Storage hierarchy of GPGPU

 Similar to the CPU storage system structure, the GPGPU storage system also adopts a hierarchical structure design to reduce the access cost of off-chip memory by making full use of the locality of data. However, in order to meet the SIMT large-scale thread parallelism of GPGPU core, GPGPU follows the principle of throughput priority, so its storage system is also significantly different from CPU. The differences between the two are mainly reflected in memory capacity, structure composition and access management.

Figure 2 GPGPU storage hierarchy, inverted triangle structure

 The programming model of CUDA and OpenCL roughly divides the storage of GPGPU into register file, L1 data cache/shared memory, L2 cache and global memory. Although the device types used at each level and the corresponding level in the CPU are roughly the same, the design of the storage level in the GPGPU is significantly different from that of the CPU. As can be seen from the above figure, the capacity of register files in each programmable multiprocessor of GPGPU is significantly higher than that of L1 cache and shared memory, showing a "inverted triangle" structure that is diametrically opposite to the CPU. This "inverted triangle" structure is a significant feature of GPGPU storage system.

 The register file of GPGPU is designed with such a large capacity, mainly to meet the zero overhead switching of thread warps.
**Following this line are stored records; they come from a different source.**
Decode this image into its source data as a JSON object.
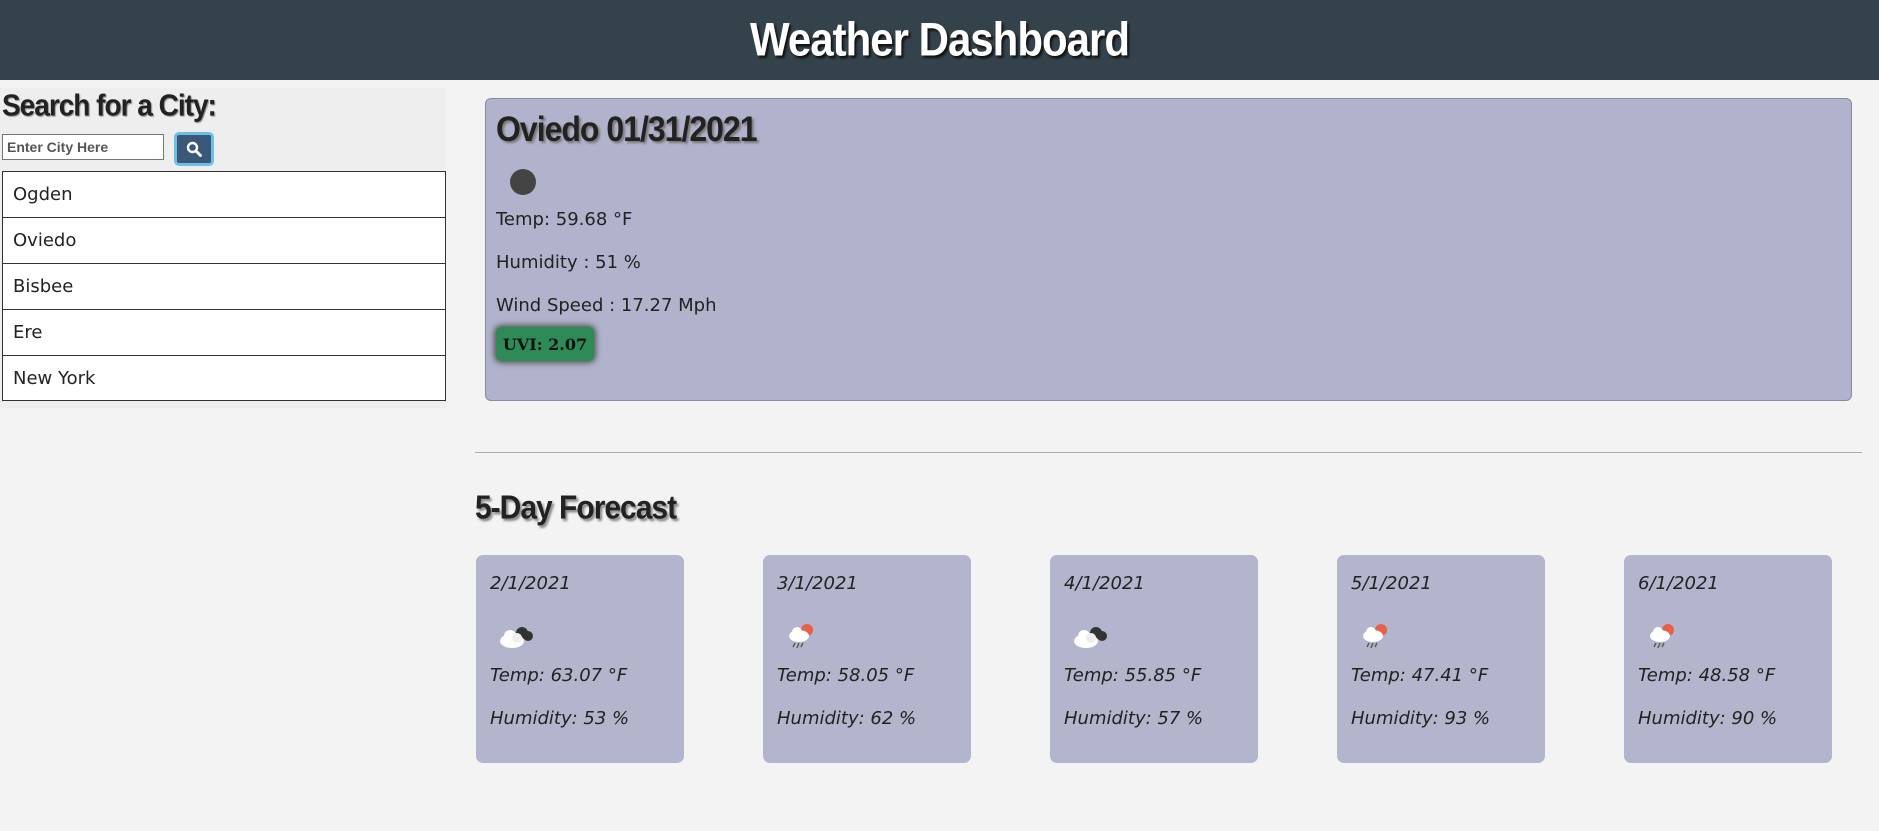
{
  "header": {
    "title": "Weather Dashboard"
  },
  "sidebar": {
    "heading": "Search for a City:",
    "search": {
      "placeholder": "Enter City Here",
      "value": ""
    },
    "search_icon": "search-icon",
    "history": [
      "Ogden",
      "Oviedo",
      "Bisbee",
      "Ere",
      "New York"
    ]
  },
  "current": {
    "title": "Oviedo 01/31/2021",
    "icon": "moon-icon",
    "temp": "Temp: 59.68 °F",
    "humidity": "Humidity : 51 %",
    "wind": "Wind Speed : 17.27 Mph",
    "uvi": "UVI: 2.07",
    "uvi_color": "#2e8b57"
  },
  "forecast": {
    "title": "5-Day Forecast",
    "days": [
      {
        "date": "2/1/2021",
        "icon": "cloudy-night-icon",
        "temp": "Temp: 63.07 °F",
        "humidity": "Humidity: 53 %"
      },
      {
        "date": "3/1/2021",
        "icon": "rain-sun-icon",
        "temp": "Temp: 58.05 °F",
        "humidity": "Humidity: 62 %"
      },
      {
        "date": "4/1/2021",
        "icon": "cloudy-night-icon",
        "temp": "Temp: 55.85 °F",
        "humidity": "Humidity: 57 %"
      },
      {
        "date": "5/1/2021",
        "icon": "rain-sun-icon",
        "temp": "Temp: 47.41 °F",
        "humidity": "Humidity: 93 %"
      },
      {
        "date": "6/1/2021",
        "icon": "rain-sun-icon",
        "temp": "Temp: 48.58 °F",
        "humidity": "Humidity: 90 %"
      }
    ]
  },
  "colors": {
    "header": "#34434b",
    "card": "#b3b5cd",
    "search_button": "#3a5877"
  }
}
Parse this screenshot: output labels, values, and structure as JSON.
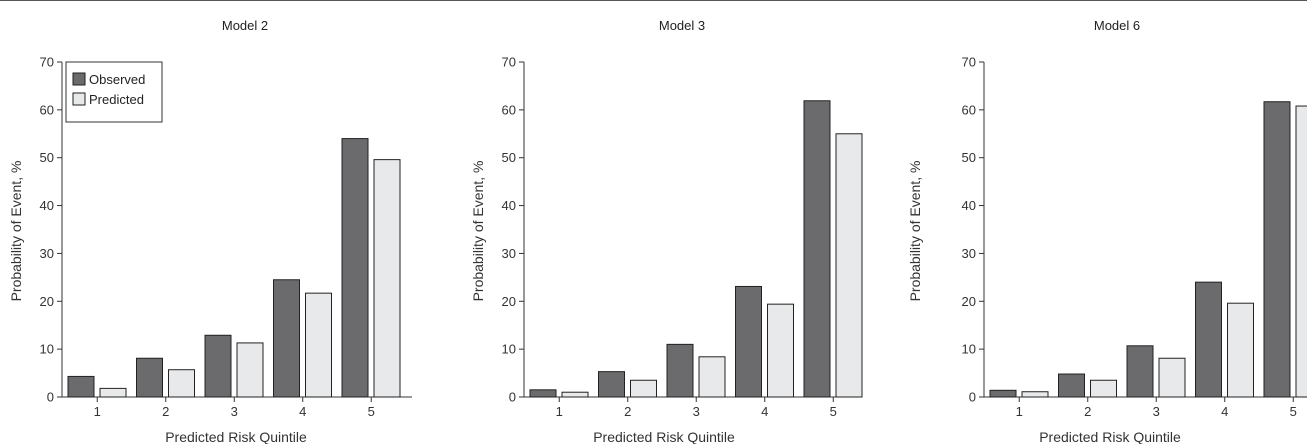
{
  "colors": {
    "observed": "#6b6b6d",
    "predicted": "#e8e9eb"
  },
  "legend": {
    "observed": "Observed",
    "predicted": "Predicted"
  },
  "chart_data": [
    {
      "type": "bar",
      "title": "Model 2",
      "xlabel": "Predicted Risk Quintile",
      "ylabel": "Probability of Event, %",
      "ylim": [
        0,
        70
      ],
      "yticks": [
        "0",
        "10",
        "20",
        "30",
        "40",
        "50",
        "60",
        "70"
      ],
      "categories": [
        "1",
        "2",
        "3",
        "4",
        "5"
      ],
      "series": [
        {
          "name": "Observed",
          "values": [
            4.3,
            8.1,
            12.9,
            24.5,
            54.0
          ]
        },
        {
          "name": "Predicted",
          "values": [
            1.8,
            5.7,
            11.3,
            21.7,
            49.6
          ]
        }
      ],
      "legend_position": "top-left",
      "grid": false
    },
    {
      "type": "bar",
      "title": "Model 3",
      "xlabel": "Predicted Risk Quintile",
      "ylabel": "Probability of Event, %",
      "ylim": [
        0,
        70
      ],
      "yticks": [
        "0",
        "10",
        "20",
        "30",
        "40",
        "50",
        "60",
        "70"
      ],
      "categories": [
        "1",
        "2",
        "3",
        "4",
        "5"
      ],
      "series": [
        {
          "values": [
            1.5,
            5.3,
            11.0,
            23.1,
            61.9
          ]
        },
        {
          "values": [
            1.0,
            3.5,
            8.4,
            19.4,
            55.0
          ]
        }
      ],
      "grid": false
    },
    {
      "type": "bar",
      "title": "Model 6",
      "xlabel": "Predicted Risk Quintile",
      "ylabel": "Probability of Event, %",
      "ylim": [
        0,
        70
      ],
      "yticks": [
        "0",
        "10",
        "20",
        "30",
        "40",
        "50",
        "60",
        "70"
      ],
      "categories": [
        "1",
        "2",
        "3",
        "4",
        "5"
      ],
      "series": [
        {
          "values": [
            1.4,
            4.8,
            10.7,
            24.0,
            61.7
          ]
        },
        {
          "values": [
            1.1,
            3.5,
            8.1,
            19.6,
            60.8
          ]
        }
      ],
      "grid": false
    }
  ]
}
Because each stream multiprocessor can support a large number of thread warps at the same time, in order to support the flexible switching of thread warps to hide long delay operations such as cache miss, it is necessary to save the context information of active thread warps, especially the contents of registers, in the register file. If the register resource is reduced, when the register demand of the thread exceeds the physical capacity of the register file, it is necessary to allocate some local storage space in the global memory to use these additional registers. This phenomenon is called "register overflow". Register overflow operations often lead to significant performance degradation. Therefore, GPGPU has to adopt a large-capacity register file design in terms of performance.
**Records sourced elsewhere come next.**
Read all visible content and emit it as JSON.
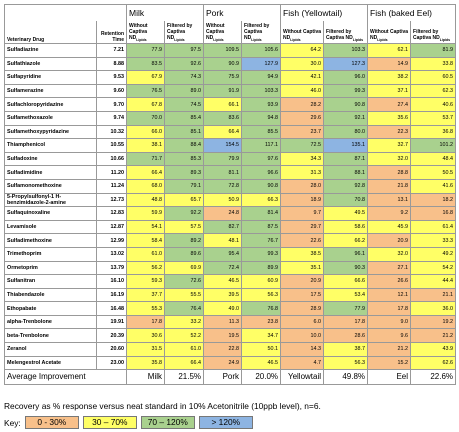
{
  "table": {
    "header": {
      "drug": "Veterinary Drug",
      "rt": "Retention Time",
      "groups": [
        "Milk",
        "Pork",
        "Fish (Yellowtail)",
        "Fish (baked Eel)"
      ],
      "sub": [
        {
          "text": "Without Captiva ND",
          "sub": "Lipids"
        },
        {
          "text": "Filtered by Captiva ND",
          "sub": "Lipids"
        }
      ]
    },
    "rows": [
      [
        "Sulfadiazine",
        7.21,
        77.9,
        97.5,
        109.5,
        105.6,
        64.2,
        103.3,
        62.1,
        81.9
      ],
      [
        "Sulfathiazole",
        8.88,
        83.5,
        92.6,
        90.9,
        127.9,
        30.0,
        127.3,
        14.9,
        33.8
      ],
      [
        "Sulfapyridine",
        9.53,
        67.9,
        74.3,
        75.9,
        94.9,
        42.1,
        96.0,
        38.2,
        60.5
      ],
      [
        "Sulfamerazine",
        9.6,
        76.5,
        89.0,
        91.9,
        103.3,
        46.0,
        99.3,
        37.1,
        62.3
      ],
      [
        "Sulfachloropyridazine",
        9.7,
        67.8,
        74.5,
        66.1,
        93.9,
        28.2,
        90.8,
        27.4,
        40.6
      ],
      [
        "Sulfamethoxazole",
        9.74,
        70.0,
        85.4,
        83.6,
        94.8,
        29.6,
        92.1,
        35.6,
        53.7
      ],
      [
        "Sulfamethoxypyridazine",
        10.32,
        66.0,
        85.1,
        66.4,
        85.5,
        23.7,
        80.0,
        22.3,
        36.8
      ],
      [
        "Thiamphenicol",
        10.55,
        38.1,
        88.4,
        154.5,
        117.1,
        72.5,
        135.1,
        32.7,
        101.2
      ],
      [
        "Sulfadoxine",
        10.66,
        71.7,
        85.3,
        79.9,
        97.6,
        34.3,
        87.1,
        32.0,
        48.4
      ],
      [
        "Sulfadimidine",
        11.2,
        66.4,
        89.3,
        81.1,
        96.6,
        31.3,
        88.1,
        28.8,
        50.5
      ],
      [
        "Sulfamonomethoxine",
        11.24,
        68.0,
        79.1,
        72.8,
        90.8,
        28.0,
        92.8,
        21.8,
        41.6
      ],
      [
        "5-Propylsulfonyl-1 H-benzimidazole-2-amine",
        12.73,
        48.8,
        65.7,
        50.9,
        66.3,
        18.9,
        70.8,
        13.1,
        18.2
      ],
      [
        "Sulfaquinoxaline",
        12.83,
        59.9,
        92.2,
        24.8,
        81.4,
        9.7,
        49.5,
        9.2,
        16.8
      ],
      [
        "Levamisole",
        12.87,
        54.1,
        57.5,
        82.7,
        87.5,
        29.7,
        58.6,
        45.9,
        61.4
      ],
      [
        "Sulfadimethoxine",
        12.99,
        58.4,
        89.2,
        48.1,
        76.7,
        22.6,
        66.2,
        20.9,
        33.3
      ],
      [
        "Trimethoprim",
        13.02,
        61.0,
        89.6,
        95.4,
        99.3,
        38.5,
        96.1,
        32.0,
        49.2
      ],
      [
        "Ormetoprim",
        13.79,
        56.2,
        69.9,
        72.4,
        89.9,
        35.1,
        90.3,
        27.1,
        54.2
      ],
      [
        "Sulfanitran",
        16.1,
        59.3,
        72.6,
        46.5,
        60.9,
        20.9,
        66.6,
        26.6,
        44.4
      ],
      [
        "Thiabendazole",
        16.19,
        37.7,
        55.5,
        39.5,
        56.3,
        17.5,
        53.4,
        12.1,
        21.1
      ],
      [
        "Ethopabate",
        16.48,
        55.3,
        76.4,
        49.0,
        76.8,
        28.9,
        77.9,
        17.8,
        36.0
      ],
      [
        "alpha-Trenbolone",
        19.91,
        17.8,
        33.2,
        11.3,
        23.8,
        6.0,
        17.8,
        9.0,
        19.2
      ],
      [
        "beta-Trenbolone",
        20.39,
        30.6,
        52.2,
        19.5,
        34.7,
        10.0,
        28.6,
        9.6,
        21.2
      ],
      [
        "Zeranol",
        20.6,
        31.5,
        61.0,
        22.8,
        50.1,
        14.3,
        38.7,
        21.2,
        43.9
      ],
      [
        "Melengestrol Acetate",
        23.0,
        35.8,
        66.4,
        24.9,
        46.5,
        4.7,
        56.3,
        15.2,
        62.6
      ]
    ],
    "average": {
      "label": "Average Improvement",
      "items": [
        {
          "label": "Milk",
          "value": 21.5,
          "value_label": "21.5%"
        },
        {
          "label": "Pork",
          "value": 20.0,
          "value_label": "20.0%"
        },
        {
          "label": "Yellowtail",
          "value": 49.8,
          "value_label": "49.8%"
        },
        {
          "label": "Eel",
          "value": 22.6,
          "value_label": "22.6%"
        }
      ]
    }
  },
  "note": "Recovery as % response versus neat standard in 10% Acetonitrile (10ppb level), n=6.",
  "key": {
    "title": "Key:",
    "items": [
      {
        "label": "0 - 30%",
        "range": [
          0,
          30
        ],
        "color": "#f8c08a"
      },
      {
        "label": "30 – 70%",
        "range": [
          30,
          70
        ],
        "color": "#ffff66"
      },
      {
        "label": "70 – 120%",
        "range": [
          70,
          120
        ],
        "color": "#a9d18e"
      },
      {
        "label": "> 120%",
        "range": [
          120,
          null
        ],
        "color": "#8db4e2"
      }
    ]
  }
}
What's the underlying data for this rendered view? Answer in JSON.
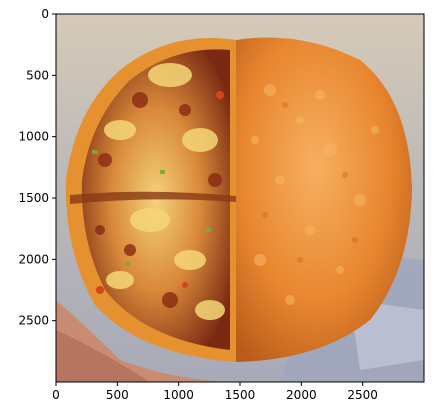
{
  "image": {
    "description_hidden": false,
    "extent": {
      "x": [
        0,
        3000
      ],
      "y": [
        3000,
        0
      ]
    }
  },
  "axes": {
    "x_ticks": [
      {
        "value": 0,
        "label": "0"
      },
      {
        "value": 500,
        "label": "500"
      },
      {
        "value": 1000,
        "label": "1000"
      },
      {
        "value": 1500,
        "label": "1500"
      },
      {
        "value": 2000,
        "label": "2000"
      },
      {
        "value": 2500,
        "label": "2500"
      }
    ],
    "y_ticks": [
      {
        "value": 0,
        "label": "0"
      },
      {
        "value": 500,
        "label": "500"
      },
      {
        "value": 1000,
        "label": "1000"
      },
      {
        "value": 1500,
        "label": "1500"
      },
      {
        "value": 2000,
        "label": "2000"
      },
      {
        "value": 2500,
        "label": "2500"
      }
    ]
  },
  "colors": {
    "crust": "#e8862f",
    "crust_dark": "#c8651c",
    "crust_light": "#f3a24e",
    "cheese": "#f2c45a",
    "sauce": "#8a2a12",
    "background_top": "#d9cfc2",
    "foil": "#a9b0c0",
    "hand": "#c98b72"
  }
}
 In addition to the difference in capacity, GPGPU memory access operations are highly parallelized. Because GPGPU executes at the granularity of thread warps, data access operations for each thread warp will use spatial parallelism to merge requests or broadcast the required data as much as possible, so as to improve the efficiency of access. For example, L1 data cache and global memory access have their own address merging access rules, which often requires special access merging units on the hardware to support online merging of thread access requests.

 The memory access behavior of GPGPU also reflects the characteristics of more sophisticated on-chip storage management. GPGPU can select different storage space to store data, such as shared memory, L1 data cache, texture cache, constant cache, etc. It can also flexibly adjust the size of shared memory and L1 data cache while maintaining the same total capacity. Many GPGPUs can also specify the cache policy of data in L1 data cache. These allow programmers to implement more sophisticated storage management according to the characteristics of different applications.

 With the iteration of each generation of GPGPU hardware, the architecture of the storage system is also evolving. Therefore, it is difficult to give a specific description of the hardware structure, but it mostly conforms to the abstraction of multiple storage spaces in the CUDA and OpenCL programming models.